Re: NOT IN subquery optimization

From: Tom Lane <tgl(at)sss(dot)pgh(dot)pa(dot)us>
To: David Rowley <david(dot)rowley(at)2ndquadrant(dot)com>
Cc: "Li, Zheng" <zhelli(at)amazon(dot)com>, Andres Freund <andres(at)anarazel(dot)de>, PostgreSQL Hackers <pgsql-hackers(at)lists(dot)postgresql(dot)org>, Richard Guo <riguo(at)pivotal(dot)io>, "Finnerty, Jim" <jfinnert(at)amazon(dot)com>
Subject: Re: NOT IN subquery optimization
Date: 2019-03-03 04:11:35
Message-ID: 7771.1551586295@sss.pgh.pa.us
Views: Raw Message | Whole Thread | Download mbox | Resend email
Thread:
Lists: pgsql-hackers

David Rowley <david(dot)rowley(at)2ndquadrant(dot)com> writes:
> On Sun, 3 Mar 2019 at 05:25, Tom Lane <tgl(at)sss(dot)pgh(dot)pa(dot)us> wrote:
>> My initial thought about plugging that admittedly-academic point is
>> to insist that the join operator be both strict and a member of a
>> btree opclass (hash might be OK too; less sure about other index types).

> Why strict? If both inputs are non-NULL, then what additional
> guarantees does strict give us?

Yeah, if we're verifying the inputs are non-null, I think that probably
doesn't matter.

> I implemented a btree opfamily check in my version of the patch. Not
> so sure about hash, can you point me in the direction of a mention of
> how this is guarantees for btree?

https://www.postgresql.org/docs/devel/btree-support-funcs.html
quoth

The comparison function must take two non-null values A and B and
return an int32 value that is < 0, 0, or > 0 when A < B, A = B, or A >
B, respectively. A null result is disallowed: all values of the data
type must be comparable.

(At the code level, this is implicit in the fact that the comparison
function will be called via FunctionCall2Coll or a sibling, and those
all throw an error if the called function returns NULL.)
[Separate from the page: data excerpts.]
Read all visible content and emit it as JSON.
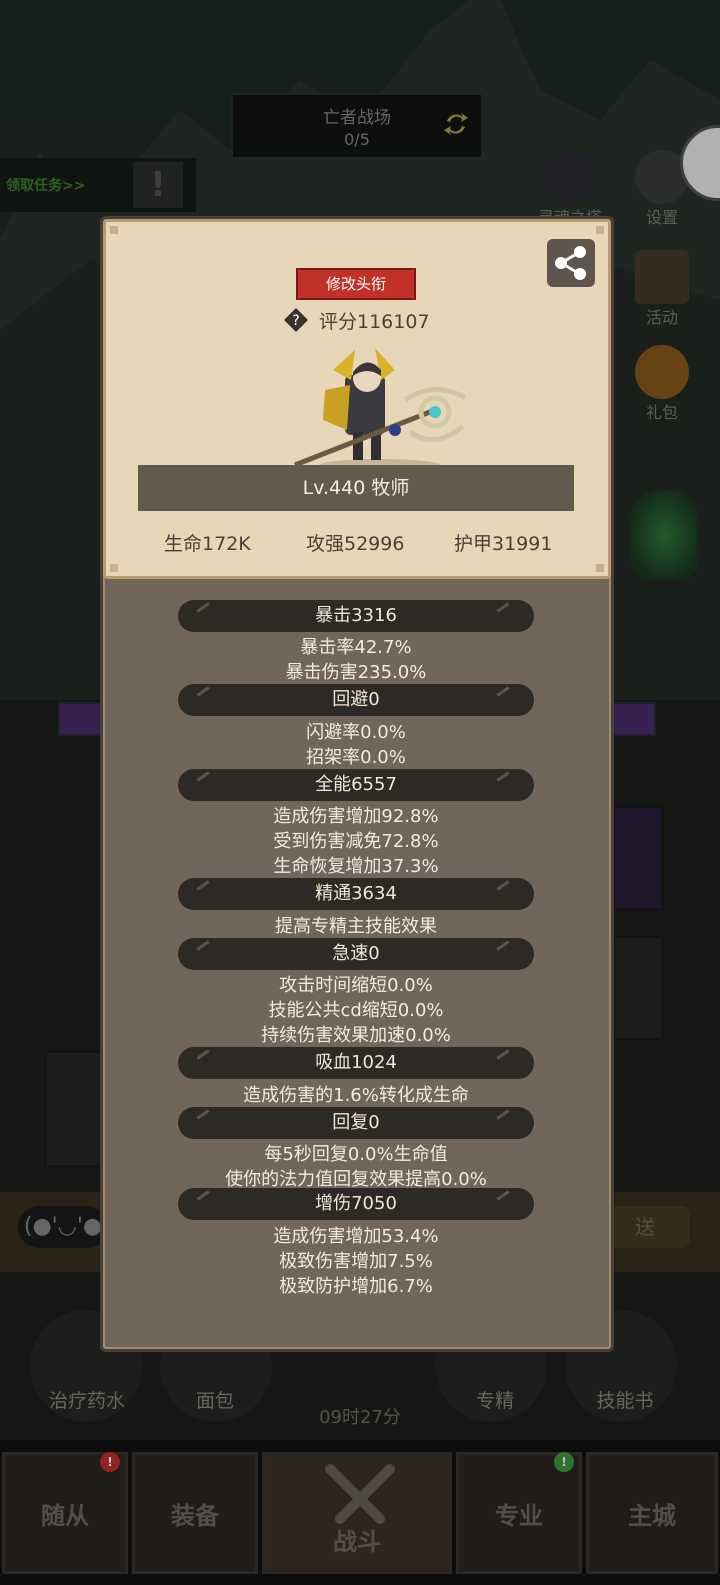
{
  "background": {
    "banner": {
      "title": "亡者战场",
      "progress": "0/5"
    },
    "task_label": "领取任务>>",
    "side_menu": [
      {
        "label": "灵魂之塔",
        "icon": "tower-icon"
      },
      {
        "label": "设置",
        "icon": "gear-icon"
      },
      {
        "label": "活动",
        "icon": "scroll-icon"
      },
      {
        "label": "礼包",
        "icon": "gift-icon"
      }
    ],
    "chat": {
      "emote": "(●'◡'●",
      "send": "送"
    },
    "skills": [
      {
        "label": "治疗药水",
        "icon": "potion-icon"
      },
      {
        "label": "面包",
        "icon": "bread-icon"
      },
      {
        "label": "专精",
        "icon": "spec-icon"
      },
      {
        "label": "技能书",
        "icon": "book-icon"
      }
    ],
    "timer": "09时27分",
    "nav": [
      {
        "label": "随从",
        "badge": "!"
      },
      {
        "label": "装备",
        "badge": ""
      },
      {
        "label": "战斗",
        "badge": ""
      },
      {
        "label": "专业",
        "badge": "!"
      },
      {
        "label": "主城",
        "badge": ""
      }
    ]
  },
  "profile": {
    "title_button": "修改头衔",
    "score": "评分116107",
    "level_class": "Lv.440 牧师",
    "base_stats": {
      "hp": "生命172K",
      "attack": "攻强52996",
      "armor": "护甲31991"
    }
  },
  "stats": [
    {
      "head": "暴击3316",
      "lines": [
        "暴击率42.7%",
        "暴击伤害235.0%"
      ]
    },
    {
      "head": "回避0",
      "lines": [
        "闪避率0.0%",
        "招架率0.0%"
      ]
    },
    {
      "head": "全能6557",
      "lines": [
        "造成伤害增加92.8%",
        "受到伤害减免72.8%",
        "生命恢复增加37.3%"
      ]
    },
    {
      "head": "精通3634",
      "lines": [
        "提高专精主技能效果"
      ]
    },
    {
      "head": "急速0",
      "lines": [
        "攻击时间缩短0.0%",
        "技能公共cd缩短0.0%",
        "持续伤害效果加速0.0%"
      ]
    },
    {
      "head": "吸血1024",
      "lines": [
        "造成伤害的1.6%转化成生命"
      ]
    },
    {
      "head": "回复0",
      "lines": [
        "每5秒回复0.0%生命值",
        "使你的法力值回复效果提高0.0%"
      ]
    },
    {
      "head": "增伤7050",
      "lines": [
        "造成伤害增加53.4%",
        "极致伤害增加7.5%",
        "极致防护增加6.7%"
      ]
    }
  ],
  "colors": {
    "accent_red": "#c13128",
    "parchment": "#e7d6b8",
    "panel": "#72655a",
    "badge_red": "#c0302a",
    "badge_green": "#3c9a3a"
  }
}
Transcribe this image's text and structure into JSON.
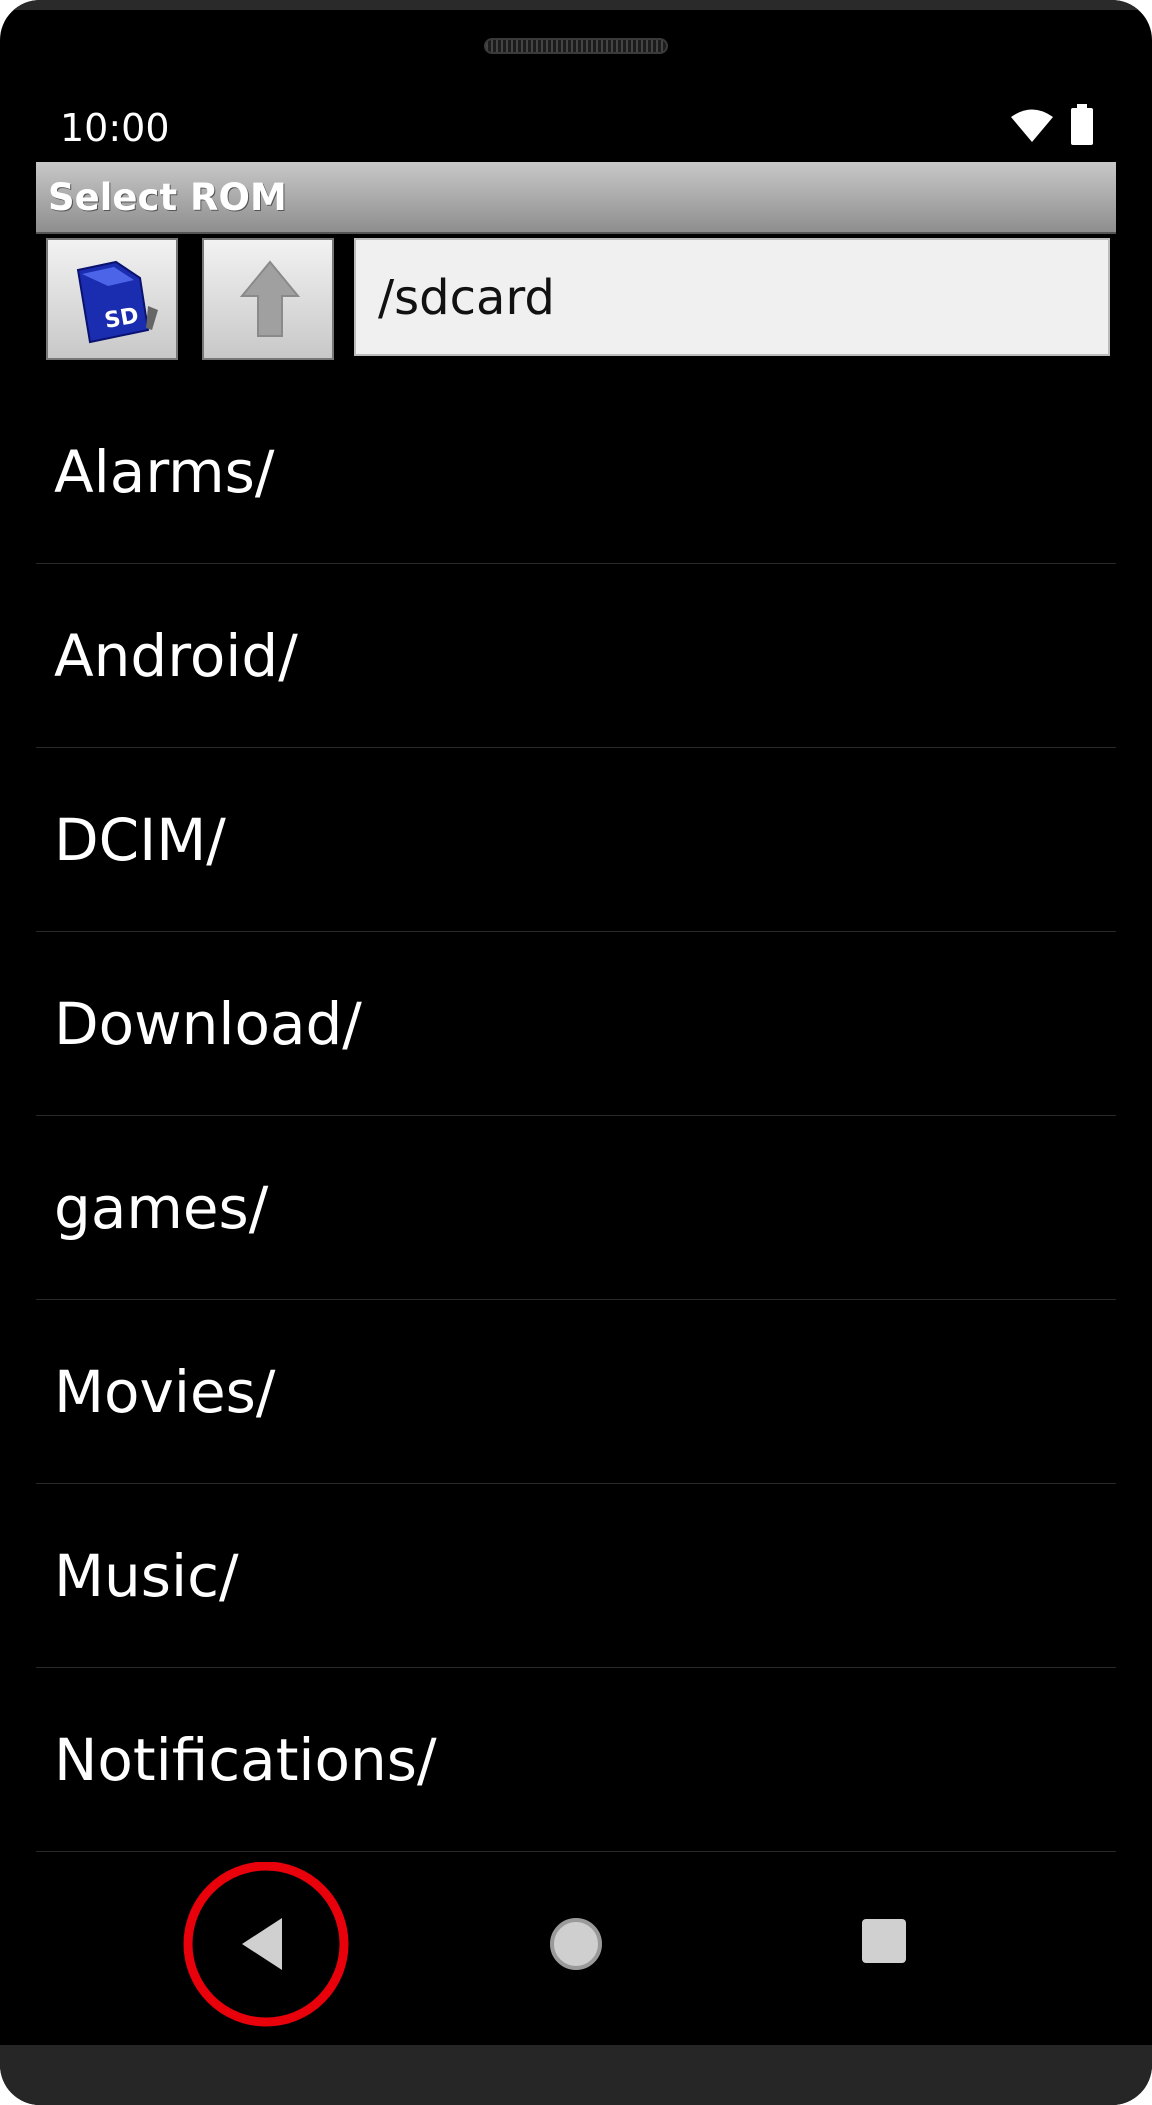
{
  "status_bar": {
    "time": "10:00",
    "wifi_icon": "wifi-icon",
    "battery_icon": "battery-icon"
  },
  "dialog": {
    "title": "Select ROM"
  },
  "toolbar": {
    "sd_card_icon": "sd-card-icon",
    "up_icon": "arrow-up-icon",
    "path": "/sdcard"
  },
  "file_list": {
    "items": [
      {
        "label": "Alarms/"
      },
      {
        "label": "Android/"
      },
      {
        "label": "DCIM/"
      },
      {
        "label": "Download/"
      },
      {
        "label": "games/"
      },
      {
        "label": "Movies/"
      },
      {
        "label": "Music/"
      },
      {
        "label": "Notifications/"
      }
    ]
  },
  "nav_bar": {
    "back_icon": "back-triangle-icon",
    "home_icon": "home-circle-icon",
    "recents_icon": "recents-square-icon",
    "highlight_color": "#e8000b"
  }
}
Now, it doesn't say in so many words that the comparison operators
have to yield results consistent with the comparison support function,
but I think that's pretty obvious ...

For hash, the equivalent constraint is that the hash function has to
work for every possible input value. I suppose it's possible that
the associated equality operator would sometimes return null, but
it's hard to think of a practical reason for doing so.

I've not dug in the code, but I wouldn't be too surprised if
nodeMergejoin.c or nodeHashjoin.c, or the stuff related to hash
grouping or hash aggregation, also contain assumptions about
the equality operators not returning null.

> The list of builtin types that have a hash opfamily but no btree
> opfamily that support NOT IN are not very exciting, so doing the same
> for hash might not be worth the extra code.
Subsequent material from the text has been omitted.